Meaning, subversive because superimposed,
Signs on a dotted line of brushwood its truce,
Its terms with mountains out beyond my window’s
Squaring off with cloudspray, a crest of spruce,
The green, landlocked swell and trough this state
Navigates, a chaos first unloosed
In the crown glass whose own wavering is bated
Breath upon the waters, then onto the wide
Pine floor of my study and the kilim—ornate
But frayed—that has designs on it. As if I’d
Come ashore and a moon been brought to light
The new world’s passageways, its thread inside
The carpet’s magic, I hear something like
So strangely silent this still desert night …
so strangely silent this still desert night
you kneel on me to pray lanternlight
rows of petalled guls to guard the borders
his knot garden opposite the women’s quarters
nomad bands a running dog four split
leaf lobed medallions concentric
threats dollar signs God is everywhere
a janissary comet the mihrab’s stair
and doorway the prophet’s place in his house
a sura the flame flickers on as if in doubt
the strain on paradise in its descent
hollowed out the moon jangles the tent
pole sways look the heart slows
a wind that frames and fills the scene O rose
The wind that frames and fills the scene arose
Between the mountains and the nomad camp,
Grazing the flocks, their pile of wool that combs
Had plied for spinning like stories still damp
With last night’s storm of raw material,
The strands to be drawn into the spindle’s plot,
Tightening for the warp, but nearly all
The weft yarn as loosely spun as thought.
Saffron, indigo, and cochineal,
The pots of dye have simmered through the night.
The loom is ready. Dawn sits by the fields
To stir. All color is an effect of light.
The woman dreams of patterns the sky might yield,
Of love’s unchanging aspect in starlight.
And love’s unchanging aspect—by starlight
Whose cressets are blurred
In the brazier’s perfumed smoke,
A bride enters her husband’s tent, her birthright
And dowry now spread or stowed
As he sees fit, and later a child whose first
Toy is a shuttle—watches over her work.
She weaves the carpet from memory, a talent
Her hands recollect,
Though bound to a narrow loom
As to the tribe’s own wayworn valley,
Its tripod stakes festooned
With skeins of past and future their lives connect
When seen and heard in the fabric’s page of text.
When seen and heard as one, a page of text
And an urgent voice make up a history—
Matter, pattern, sources a poem selects.
The carpet, too, is a complicity.
When grown at ten, the child may sit beside
The other women and in time betray
Her mother’s hand, the seed pods multiplied
On a blank expanse, in favor of her father’s way
With zigzag diagonals (he had seen
The electric plant at Shiraz) and a few of her own
Imaginings. By twenty she’ll have learned
To read. Hafiz says love is never free
Of choice. The rose’s tongues, or its thorn alone.
A palm-read pool, or its vacillating pattern.
A palm. A red pool. The vacillating pattern
Of television lights on the bloodslick.
The diplomat still seated. The powder burn
On his neck like a new neighborhood picked
Out by rocket fire from the Shuf. A note,
A warning from Hezbollah, pinned to his shirt.
The day before, ten children had almost
Escaped a mortar. How much death will serve?
The assassin’s mother and her mother’s mother
Wove carpets. Now the time for art is past.

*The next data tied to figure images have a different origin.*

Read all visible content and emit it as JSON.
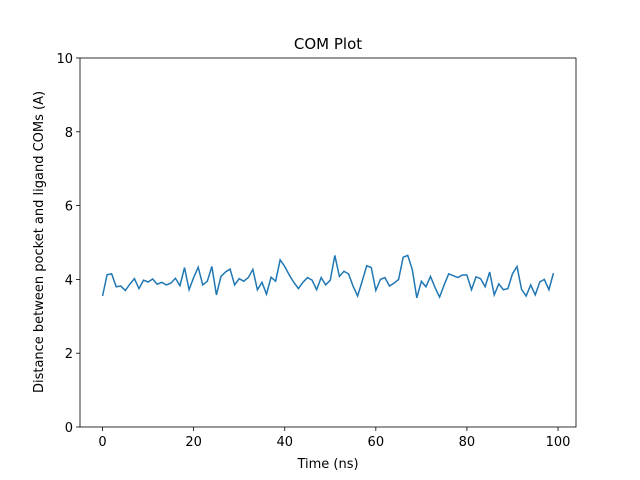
{
  "chart_data": {
    "type": "line",
    "title": "COM Plot",
    "xlabel": "Time (ns)",
    "ylabel": "Distance between pocket and ligand COMs (A)",
    "x": [
      0,
      1,
      2,
      3,
      4,
      5,
      6,
      7,
      8,
      9,
      10,
      11,
      12,
      13,
      14,
      15,
      16,
      17,
      18,
      19,
      20,
      21,
      22,
      23,
      24,
      25,
      26,
      27,
      28,
      29,
      30,
      31,
      32,
      33,
      34,
      35,
      36,
      37,
      38,
      39,
      40,
      41,
      42,
      43,
      44,
      45,
      46,
      47,
      48,
      49,
      50,
      51,
      52,
      53,
      54,
      55,
      56,
      57,
      58,
      59,
      60,
      61,
      62,
      63,
      64,
      65,
      66,
      67,
      68,
      69,
      70,
      71,
      72,
      73,
      74,
      75,
      76,
      77,
      78,
      79,
      80,
      81,
      82,
      83,
      84,
      85,
      86,
      87,
      88,
      89,
      90,
      91,
      92,
      93,
      94,
      95,
      96,
      97,
      98,
      99
    ],
    "series": [
      {
        "color": "#1f77b4",
        "values": [
          3.55,
          4.13,
          4.15,
          3.8,
          3.82,
          3.7,
          3.87,
          4.02,
          3.75,
          3.98,
          3.93,
          4.01,
          3.87,
          3.92,
          3.85,
          3.9,
          4.03,
          3.83,
          4.32,
          3.72,
          4.05,
          4.33,
          3.85,
          3.95,
          4.35,
          3.58,
          4.08,
          4.2,
          4.28,
          3.85,
          4.02,
          3.95,
          4.05,
          4.27,
          3.72,
          3.92,
          3.6,
          4.06,
          3.95,
          4.53,
          4.35,
          4.12,
          3.92,
          3.75,
          3.92,
          4.05,
          3.98,
          3.72,
          4.05,
          3.85,
          3.98,
          4.65,
          4.08,
          4.22,
          4.15,
          3.82,
          3.55,
          3.95,
          4.37,
          4.32,
          3.7,
          4.0,
          4.05,
          3.82,
          3.9,
          4.0,
          4.6,
          4.65,
          4.27,
          3.5,
          3.95,
          3.8,
          4.08,
          3.78,
          3.52,
          3.85,
          4.15,
          4.1,
          4.05,
          4.12,
          4.12,
          3.72,
          4.07,
          4.02,
          3.8,
          4.2,
          3.58,
          3.88,
          3.72,
          3.75,
          4.15,
          4.35,
          3.73,
          3.55,
          3.85,
          3.58,
          3.93,
          4.0,
          3.72,
          4.17
        ]
      }
    ],
    "xlim": [
      -4.95,
      103.95
    ],
    "xticks": [
      0,
      20,
      40,
      60,
      80,
      100
    ],
    "ylim": [
      0,
      10
    ],
    "yticks": [
      0,
      2,
      4,
      6,
      8,
      10
    ]
  }
}
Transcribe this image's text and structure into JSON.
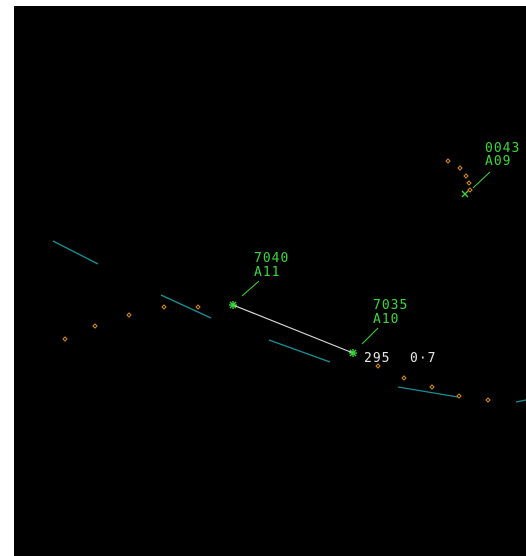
{
  "colors": {
    "background": "#000000",
    "frame": "#ffffff",
    "track_symbol": "#39d839",
    "tag_text": "#39d839",
    "history_dot": "#d68a1e",
    "map_line": "#1a8f94",
    "vector_line": "#d8d8d8",
    "readout_text": "#e6e6e6"
  },
  "targets": [
    {
      "id": "target-0043",
      "squawk": "0043",
      "label": "A09"
    },
    {
      "id": "target-7040",
      "squawk": "7040",
      "label": "A11"
    },
    {
      "id": "target-7035",
      "squawk": "7035",
      "label": "A10"
    }
  ],
  "bearing_range": {
    "bearing": "295",
    "range": "0·7"
  }
}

There is no god but God. To be a martyr
Is both thread and legend. The pistol gives her wrist
The graveside ache that, as her father’s mourner,
The first stone she tossed created. And the next.
The touchstone I toss first creates but next
(Because the poem always has a shadow
Under its reliefs, unlike a carpet’s
Flat entanglements, its straight and narrow
Life without illusions, turned inward
Like a dream, or like that disinterred
Necropolis Beirut’s become of late—
The savagery of the abstract, form or faith—
And because that shadow is the natural world
The poem’s grounded in and the figures branching
Up from it, like an oasis to the approaching
Caravan lost and found in a blinding swirl
Of sand, the mirage they drink in before they turn)
Disrupts. The way things go we come to learn.